Indeed, some very influential voices from communities that have been marginalized on the platform so far are sticking it out. University of Kentucky digital studies professor Kishonna Gray, who has long known just how toxic Twitter can be for women and people of color, is another. Gray and Chris Gilliard, another preeminent Black scholar of tech, wrote this week for WIRED about the work that Black women have done to build community and social movements on the platform, despite the hate and harassment that came with it. “Twitter changed leadership from one mercurial billionaire to another, and in that regard it affirms that the site was never ‘ours,’ and cements how dangerous it is to think of these systems as the ‘public square’ no matter how many times people refer to it as such.”

This is a good reminder. Like Meta, Google and other Silicon Valley heavy-hitters, in the mid-2010s, Twitter built a set of rules and processes that sometimes made it feel as if we users have some rights or were somehow entitled to due process. Of course, it would be great if the companies really wanted to peg their policies to international human rights standards and accept accountability whenever they failed to live up to those standards. And of course it’s worth pressuring them to do the same. But most of the time — absent serious legal challenges like the ones I mentioned above — they don’t have a good enough reason to do this. Like Gray and Gilliard say, these spaces are not a public square. We know that the “agreement” we accept when we sign up can change at any time, on the whim of whoever is in charge.

WHAT WE’RE READING

As the year comes to a close, I’m planning to dial it down, curl up on the couch and enjoy some long reads by my dear colleagues here at Coda. Here are the highlights from our new series on the power and politics of nostalgia.
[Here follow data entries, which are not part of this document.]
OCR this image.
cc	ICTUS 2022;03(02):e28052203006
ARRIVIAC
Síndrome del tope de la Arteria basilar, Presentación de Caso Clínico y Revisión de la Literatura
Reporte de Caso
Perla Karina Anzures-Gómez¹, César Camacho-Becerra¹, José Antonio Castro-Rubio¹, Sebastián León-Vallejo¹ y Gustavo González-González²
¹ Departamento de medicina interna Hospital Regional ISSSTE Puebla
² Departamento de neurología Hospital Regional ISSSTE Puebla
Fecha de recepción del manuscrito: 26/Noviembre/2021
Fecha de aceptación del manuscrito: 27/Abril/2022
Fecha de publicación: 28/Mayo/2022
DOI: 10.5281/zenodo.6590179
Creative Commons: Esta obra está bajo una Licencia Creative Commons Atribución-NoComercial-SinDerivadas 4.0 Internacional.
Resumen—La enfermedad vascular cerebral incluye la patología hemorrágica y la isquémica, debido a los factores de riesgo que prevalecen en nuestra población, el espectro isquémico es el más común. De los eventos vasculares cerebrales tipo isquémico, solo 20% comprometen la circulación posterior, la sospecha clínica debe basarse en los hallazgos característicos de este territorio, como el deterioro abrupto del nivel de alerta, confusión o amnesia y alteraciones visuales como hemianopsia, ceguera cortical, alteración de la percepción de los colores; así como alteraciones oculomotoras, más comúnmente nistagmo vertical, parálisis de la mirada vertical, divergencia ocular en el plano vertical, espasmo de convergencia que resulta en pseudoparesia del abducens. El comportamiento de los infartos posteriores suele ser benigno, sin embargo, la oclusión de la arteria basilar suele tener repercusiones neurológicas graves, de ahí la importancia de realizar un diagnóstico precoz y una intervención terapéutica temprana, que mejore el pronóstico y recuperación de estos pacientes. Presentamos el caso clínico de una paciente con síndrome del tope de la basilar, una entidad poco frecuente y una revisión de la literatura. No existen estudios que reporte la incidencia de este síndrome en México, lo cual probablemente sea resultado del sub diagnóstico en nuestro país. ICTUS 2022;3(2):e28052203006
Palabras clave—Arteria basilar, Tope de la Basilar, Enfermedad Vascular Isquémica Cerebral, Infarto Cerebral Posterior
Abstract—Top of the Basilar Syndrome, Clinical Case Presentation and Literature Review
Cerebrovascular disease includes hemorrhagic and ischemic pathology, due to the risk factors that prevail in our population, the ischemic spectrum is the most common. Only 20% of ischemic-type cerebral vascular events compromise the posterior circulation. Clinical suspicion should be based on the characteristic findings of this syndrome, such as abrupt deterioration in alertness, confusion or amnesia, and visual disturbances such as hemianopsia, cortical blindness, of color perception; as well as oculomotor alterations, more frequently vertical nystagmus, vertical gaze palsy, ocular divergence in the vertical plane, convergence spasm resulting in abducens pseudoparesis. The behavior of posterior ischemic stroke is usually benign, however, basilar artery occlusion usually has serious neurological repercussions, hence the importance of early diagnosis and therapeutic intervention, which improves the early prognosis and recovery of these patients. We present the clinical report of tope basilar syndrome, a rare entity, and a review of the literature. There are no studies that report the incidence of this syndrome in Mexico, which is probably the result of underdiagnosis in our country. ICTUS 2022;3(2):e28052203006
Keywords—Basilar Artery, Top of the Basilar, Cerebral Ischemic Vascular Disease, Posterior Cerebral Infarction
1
  • Disinformation may have novel forms in the digital age, but it’s nothing new. In her debut piece for Coda, Fiona Kelliher offers a nuanced portrait of Anlong Veng, a district in northern Cambodia where leaders of the Khmer Rouge are still revered as heroes, and many believe that Vietnam — not the Khmer Rouge — was behind the genocide of roughly a quarter of the population. 
  • I’ve always thought of California as being a world unto itself, where Silicon Valley — the ground zero for so much of what I think about each day — happens to exist alongside things that spark wonder, like the Marin headlands, and bewilderment, like the wildfires that engulf thousands of acres of land each year. This all comes together in Erica Hellerstein’s new essay, a deep reflection on grief and the climate in her cherished and forever-changing home state.
  • “India offered me my external identity, Britain my interior one and Kuwait was the metaphorical suburban bedroom in which I played out my fantasies.” Very few people can honestly say this about themselves, but my colleague Shougat Dasgupta is one of them. He takes us from Bombay to Kuwait to Baghdad in this rich and playful meditation on identity, globalization and a search for home.